Silo S1E3: Machines

At the end of the previous episode, Juliette discovered a cavern under the silo, thanks to clues left behind by her possibly-murdered lover George. All she has left of George are things that are incredibly illegal — relics from the Before Times like his old wristwatch, and forbidden knowledge about the silo. Even their relationship was secret, so she has no one she can talk to about any of this. 

Mayor Jahns and Deputy Marnes are working their way down through the silo to meet Juliette, as she was Holston’s posthumous pick to be sheriff. But Juliette’s busy, as the generator that keeps the silo running is on the fritz, in no small part because she was two hours late to work after her spelunking adventure. Which is another secret she has from the rest of the silo — the generator’s on the verge of breaking down for good. Repairing it would mean plunging the entire silo into darkness for hours, which has never been done before, and her boss doesn’t want to be responsible for the backlash when that happens. He’d rather keep his fingers crossed that the jury-rigged fixes they’ve made to the generator hold together until it’s no longer his problem.

Which is emblematic of the silo as a whole. Jahns visits Bernard Holland (Tim Robbins), the head of I.T., to see what he thinks of Holston’s pick for sheriff, vs. the uninspiring candidate the Judicial Department has on offer. Jahns resents Judicial trying to make the pick for her; Holland advises her to not make any waves. On the surface, this seems like typical small-town politics. But it’s becoming increasingly clear that, whoever’s actually in charge in this silo, it isn’t the mayor.

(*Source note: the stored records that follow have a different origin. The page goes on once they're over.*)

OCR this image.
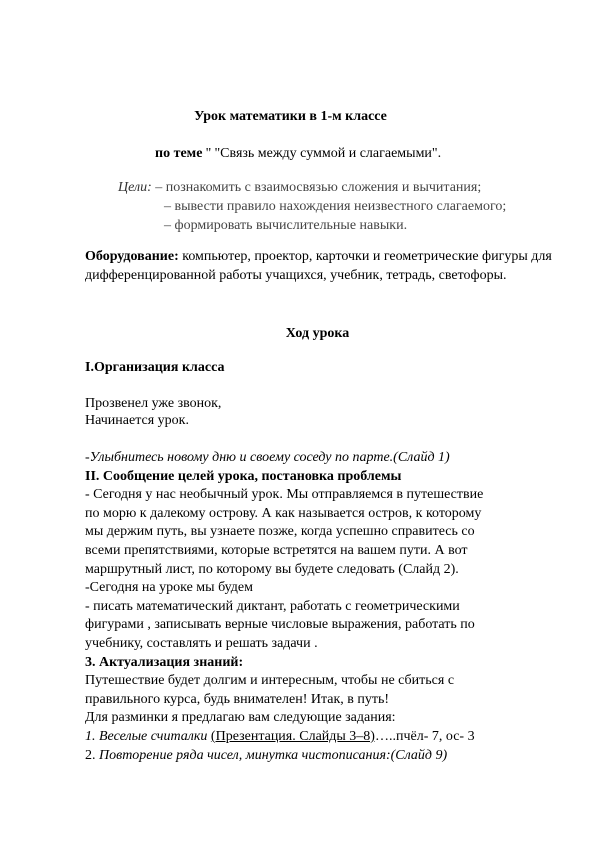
Урок математики в 1-м классе
по теме '' "Связь между суммой и слагаемыми".
Цели: – познакомить с взаимосвязью сложения и вычитания;
– вывести правило нахождения неизвестного слагаемого;
– формировать вычислительные навыки.
Оборудование: компьютер, проектор, карточки и геометрические фигуры для дифференцированной работы учащихся, учебник, тетрадь, светофоры.
Ход урока
I.Организация класса
Прозвенел уже звонок,
Начинается урок.
-Улыбнитесь новому дню и своему соседу по парте.(Слайд 1)
II. Сообщение целей урока, постановка проблемы
- Сегодня у нас необычный урок. Мы отправляемся в путешествие
по морю к далекому острову. А как называется остров, к которому
мы держим путь, вы узнаете позже, когда успешно справитесь со
всеми препятствиями, которые встретятся на вашем пути. А вот
маршрутный лист, по которому вы будете следовать (Слайд 2).
-Сегодня на уроке мы будем
- писать математический диктант, работать с геометрическими
фигурами , записывать верные числовые выражения, работать по
учебнику, составлять и решать задачи .
3. Актуализация знаний:
Путешествие будет долгим и интересным, чтобы не сбиться с
правильного курса, будь внимателен! Итак, в путь!
Для разминки я предлагаю вам следующие задания:
1. Веселые считалки (Презентация. Слайды 3–8)…..пчёл- 7, ос- 3
2. Повторение ряда чисел, минутка чистописания:(Слайд 9)
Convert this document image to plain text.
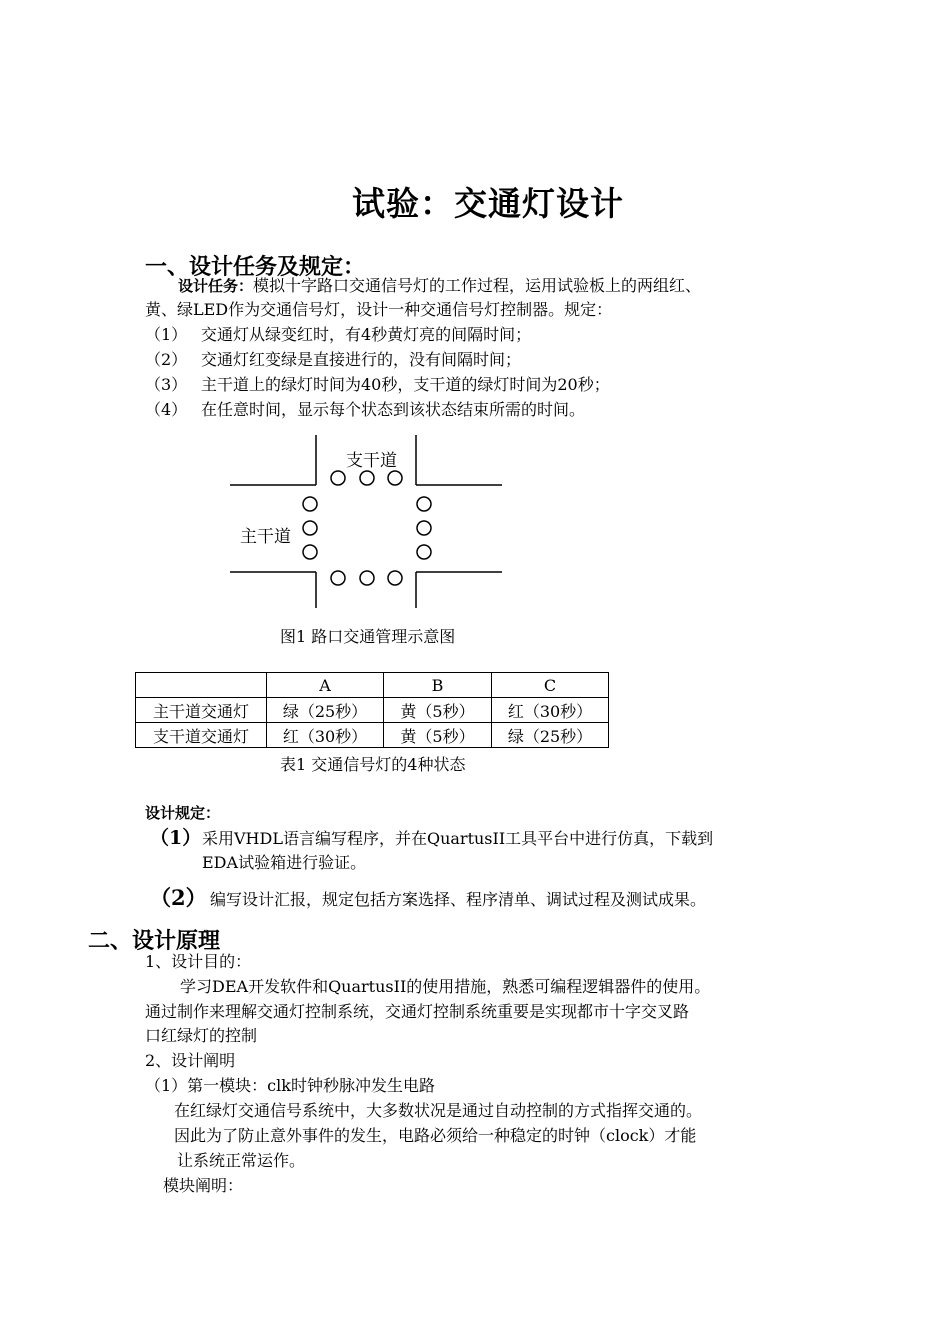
试验：交通灯设计
一、设计任务及规定：
设计任务：模拟十字路口交通信号灯的工作过程，运用试验板上的两组红、
黄、绿LED作为交通信号灯，设计一种交通信号灯控制器。规定：
（1） 交通灯从绿变红时，有4秒黄灯亮的间隔时间；
（2） 交通灯红变绿是直接进行的，没有间隔时间；
（3） 主干道上的绿灯时间为40秒，支干道的绿灯时间为20秒；
（4） 在任意时间，显示每个状态到该状态结束所需的时间。
支干道
主干道
图1 路口交通管理示意图
	A	B	C
主干道交通灯	绿（25秒）	黄（5秒）	红（30秒）
支干道交通灯	红（30秒）	黄（5秒）	绿（25秒）
表1 交通信号灯的4种状态
设计规定：
（1）采用VHDL语言编写程序，并在QuartusII工具平台中进行仿真，下载到
EDA试验箱进行验证。
（2） 编写设计汇报，规定包括方案选择、程序清单、调试过程及测试成果。
二、设计原理
1、设计目的：
学习DEA开发软件和QuartusII的使用措施，熟悉可编程逻辑器件的使用。
通过制作来理解交通灯控制系统，交通灯控制系统重要是实现都市十字交叉路
口红绿灯的控制
2、设计阐明
（1）第一模块：clk时钟秒脉冲发生电路
在红绿灯交通信号系统中，大多数状况是通过自动控制的方式指挥交通的。
因此为了防止意外事件的发生，电路必须给一种稳定的时钟（clock）才能
让系统正常运作。
模块阐明：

Nonetheless, she spends some time warmly greeting her constituents from the middle levels, taking her responsibility to shake hands and kiss babies quite literally, as she visits the incubators where newborns are kept. But that’s just a pretext to talk to the obstetrician — Juliette’s father. He gives them curt answers as to why he’s estranged from his daughter, and why a doctor’s daughter from the relatively comfortable mid levels to move to the bottom of the silo at age 13 to do the dirty, dangerous job of keeping the generator running.

“More questions than answers,” Jahns observes, which may as well be Silo’s tagline. And it’s becoming clear someone doesn’t want her asking. Common (who appeared briefly last week, we still don’t know the character’s name) shows up to cordially remind her that Judicial already has a pick for sheriff, and she doesn’t have to waste time making her own decision. It’s terrific casting, as the rapper-turned-actor has made a career of playing charming, inoffensive-verging-on-bland characters, but he uses that milquetoast exterior to just barely mask a threat lurking underneath. 

Which, as the mayor is learning, is a metaphor for the silo itself. She reaches the bottom just as the generator begins to rattle and shake again. Mechanics scramble and Juliette sprints back to the generator room to help. She can tell just by placing her hand on the generator and listening carefully what the problem is. Convinced only she can fix it, she has her boss seal her inside the massive machine, so that if something goes wrong, it’ll only kill her.

She does her usual thing of tightening a big bolt and scowling hard enough to fix the generator, and the mayor is impressed. Juliette is beyond surprised when Jahns offers her the job of sheriff, but she wastes no time in turning down the offer. She can’t leave the generator in such a precarious position. “Everyone thinks their job in the silo is the most important. Mine actually is.”

Jahns is quick to accept her reasoning, but she leaves Holston’s badge behind. He wanted Juliette to have it, whether she took the job or not. It takes her a while to notice a message carved into the back of the badge. We don’t see what it says until episode’s end, but it’s enough to convince her to take the job, although she asks one thing from Jahns in exchange: let her shut down the generator for long enough to do long-term repairs. 

The mayor gives the order, but misgivings abound. Deputy Marnes has the entire police force on alert for panic and unrest. Juliette’s colleague’s aren’t convinced she even knows how to shut the generator down or start it back up again without blowing it up. Their attempt to repair the generator is a wonderfully tense scene in which Juliette and her team skirt catastrophe again and again, but as the outcome isn’t really in doubt, the main value of the scene is showing us who Juliette is. Capable of long-term thinking, but also able to go in with only a vague plan and the confidence that she’ll be able to figure it out; stubborn enough to push for what she knows is right, and willing to risk her life for the greater good. In other words, she has the makings of a good sheriff.

Stray thoughts
• I realize every bit of action on this show takes place in an underground silo, but this episode is washed out and murky even by the aggressively gray standards of the streaming era. Which means when the generator gets shut off, things don’t really get that much darker. Keeping the silo brighter early on would have made sense thematically and made the show a little easier to watch.

• There’s a lot of talk about the mass panic that will ensue if the generator goes down for maintenance and doesn’t come back up. But the show also makes a point to show that the silo’s food and vegetation are grown hydroponically. People will panic in the dark, but they also won’t have very long before everyone starves to death. To the show’s credit, they don’t beat the audience over the head with that fact, just let it be part of the episode’s simmering dread.